I'm hoping this is strictly an ammo problem since I've never had any kind of a problem what so ever with my other 2 Glocks. I sure would like to hear any comments or suggestions you may have.


----------



## rustygun (Apr 8, 2013)

It would help if you were more specific about your ejection problem. When the 42 first came out they had trouble with mags they were updated and the newer ones have a 1 or 2 under serial number on the back of mag. Make sure you are getting a firm grip and not limp wristing. I would expect it to shot anything and everything like my other glocks.


----------



## bluewave (Mar 29, 2016)

Thanks for the info about the mags, both of mine have a 3 below the S/N. I'm not sure I can describe the problems but I will try. Some of the hulls would stay inside the chamber on top of the magazine. At least one time the rd. apparently was not fully seated in the chamber. That is the first time I took it back to the gun shop. The owner took it outside and extracted the rd. I returned to the range and continued to fire the pistol but it continued to have ejection problems, the hull would hang inside the chamber and not eject. After I took it back to the gun shop the 2nd time we changed ammo and that seemed to solve the problem. Unfortunately I had to leave the range before I could give it a through test. 

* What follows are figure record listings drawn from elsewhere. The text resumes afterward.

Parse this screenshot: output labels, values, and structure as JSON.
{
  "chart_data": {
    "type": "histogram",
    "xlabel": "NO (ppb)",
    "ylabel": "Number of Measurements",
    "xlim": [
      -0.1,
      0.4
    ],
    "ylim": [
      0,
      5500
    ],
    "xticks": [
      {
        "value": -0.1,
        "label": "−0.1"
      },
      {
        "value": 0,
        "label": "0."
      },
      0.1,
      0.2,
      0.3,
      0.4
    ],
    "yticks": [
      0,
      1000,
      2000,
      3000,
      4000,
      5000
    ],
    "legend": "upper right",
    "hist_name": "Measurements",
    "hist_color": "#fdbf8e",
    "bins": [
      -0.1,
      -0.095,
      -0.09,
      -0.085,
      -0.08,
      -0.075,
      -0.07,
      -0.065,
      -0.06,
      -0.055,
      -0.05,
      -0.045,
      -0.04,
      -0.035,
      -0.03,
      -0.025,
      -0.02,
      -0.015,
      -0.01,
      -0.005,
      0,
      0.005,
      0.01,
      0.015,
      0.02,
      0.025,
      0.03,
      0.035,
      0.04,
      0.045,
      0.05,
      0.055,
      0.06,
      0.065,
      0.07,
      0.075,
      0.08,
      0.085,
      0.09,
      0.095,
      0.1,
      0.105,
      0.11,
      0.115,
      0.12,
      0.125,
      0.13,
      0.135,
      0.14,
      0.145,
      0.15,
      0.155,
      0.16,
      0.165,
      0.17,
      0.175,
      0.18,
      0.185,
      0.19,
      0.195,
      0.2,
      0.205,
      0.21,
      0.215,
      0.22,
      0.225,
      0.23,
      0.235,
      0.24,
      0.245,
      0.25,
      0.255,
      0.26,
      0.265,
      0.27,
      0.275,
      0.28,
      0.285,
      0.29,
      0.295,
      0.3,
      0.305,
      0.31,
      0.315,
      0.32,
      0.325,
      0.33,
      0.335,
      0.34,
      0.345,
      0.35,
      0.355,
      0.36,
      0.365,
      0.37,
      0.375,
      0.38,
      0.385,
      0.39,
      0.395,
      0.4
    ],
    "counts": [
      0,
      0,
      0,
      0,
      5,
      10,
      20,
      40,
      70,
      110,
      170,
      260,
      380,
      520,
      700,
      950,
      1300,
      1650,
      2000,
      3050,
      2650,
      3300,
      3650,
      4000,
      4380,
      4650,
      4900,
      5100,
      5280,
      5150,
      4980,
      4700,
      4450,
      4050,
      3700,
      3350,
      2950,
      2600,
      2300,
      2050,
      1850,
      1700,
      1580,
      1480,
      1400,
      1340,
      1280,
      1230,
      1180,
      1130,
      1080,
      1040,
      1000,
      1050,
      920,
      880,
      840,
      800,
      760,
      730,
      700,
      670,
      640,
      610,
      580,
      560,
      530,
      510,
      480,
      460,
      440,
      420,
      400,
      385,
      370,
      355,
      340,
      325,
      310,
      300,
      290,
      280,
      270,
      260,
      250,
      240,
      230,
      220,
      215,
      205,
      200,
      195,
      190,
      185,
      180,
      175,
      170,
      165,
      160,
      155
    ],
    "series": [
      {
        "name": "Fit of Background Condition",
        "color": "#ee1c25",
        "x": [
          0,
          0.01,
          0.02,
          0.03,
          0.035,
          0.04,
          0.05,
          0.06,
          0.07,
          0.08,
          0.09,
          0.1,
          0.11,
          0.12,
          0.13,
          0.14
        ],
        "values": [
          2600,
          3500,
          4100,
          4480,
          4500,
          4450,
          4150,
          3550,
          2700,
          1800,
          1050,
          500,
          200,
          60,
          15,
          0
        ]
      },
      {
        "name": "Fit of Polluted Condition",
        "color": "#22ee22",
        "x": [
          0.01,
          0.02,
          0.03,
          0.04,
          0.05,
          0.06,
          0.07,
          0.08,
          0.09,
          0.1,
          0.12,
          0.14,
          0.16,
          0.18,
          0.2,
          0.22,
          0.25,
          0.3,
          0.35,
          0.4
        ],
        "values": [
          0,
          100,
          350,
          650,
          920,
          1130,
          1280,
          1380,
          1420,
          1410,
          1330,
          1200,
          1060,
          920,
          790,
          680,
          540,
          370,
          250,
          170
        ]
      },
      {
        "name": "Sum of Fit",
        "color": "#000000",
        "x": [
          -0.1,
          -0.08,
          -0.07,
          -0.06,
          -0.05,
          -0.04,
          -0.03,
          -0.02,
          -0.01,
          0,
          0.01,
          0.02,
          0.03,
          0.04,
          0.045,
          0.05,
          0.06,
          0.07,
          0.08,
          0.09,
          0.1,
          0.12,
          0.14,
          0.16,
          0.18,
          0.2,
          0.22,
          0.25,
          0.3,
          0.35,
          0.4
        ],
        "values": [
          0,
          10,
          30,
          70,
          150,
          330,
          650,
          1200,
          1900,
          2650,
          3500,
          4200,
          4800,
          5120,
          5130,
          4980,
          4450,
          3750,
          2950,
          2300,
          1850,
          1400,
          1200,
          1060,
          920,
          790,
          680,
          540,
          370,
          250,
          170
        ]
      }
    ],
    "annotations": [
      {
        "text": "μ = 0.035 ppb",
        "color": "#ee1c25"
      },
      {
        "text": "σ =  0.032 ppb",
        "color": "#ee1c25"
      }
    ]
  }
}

It's possible I wasn't holding the 42 firmly as needed. I will return to the range next week with the new ammo, make sure I have a firm grip, and see if that solves the problems. Then I will report back. Thanks for your response.


----------



## nealb (Apr 29, 2012)

bluewave said:


> Thanks for the info about the mags, both of mine have a 3 below the S/N. I'm not sure I can describe the problems but I will try. Some of the hulls would stay inside the chamber on top of the magazine. At least one time the rd. apparently was not fully seated in the chamber. That is the first time I took it back to the gun shop. The owner took it outside and extracted the rd. I returned to the range and continued to fire the pistol but it continued to have ejection problems, the hull would hang inside the chamber and not eject. After I took it back to the gun shop the 2nd time we changed ammo and that seemed to solve the problem. Unfortunately I had to leave the range before I could give it a through test.
> 
> It's possible I wasn't holding the 42 firmly as needed. I will return to the range next week with the new ammo, make sure I have a firm grip, and see if that solves the problems. Then I will report back. Thanks for your response.


I too have a 42 and it is very definitely sensitive to the brand of ammo

unlike my Glock 9mms that seem to shoot anything perfectly at all times

I had a box of PMC .380 that I bought at a Granbury range that would jam ejection 2 out of 5 rounds

went to Winchester ammo and no issues at all


----------



## bluewave (Mar 29, 2016)

*Follow Up Report Glock 42 Problem or Ammo Problem*









Back to the range this morning. Fired 60 rds. of PMC 90 gr. and Browning 95 gr. at 7, 10, an 15 yds. and never had any failure what so ever! I shot about as well with the G42 as I do with my G19 and G43. This is a great shooting .380 in my opinion. And it makes a great pocket carry with a Desantis holster. I'm very pleased with it!


----------



## Blackhawkman (Apr 9, 2014)

What I've found is that 42's don't like Blazer ammo. New not reloads and lead bullets. fwiw


----------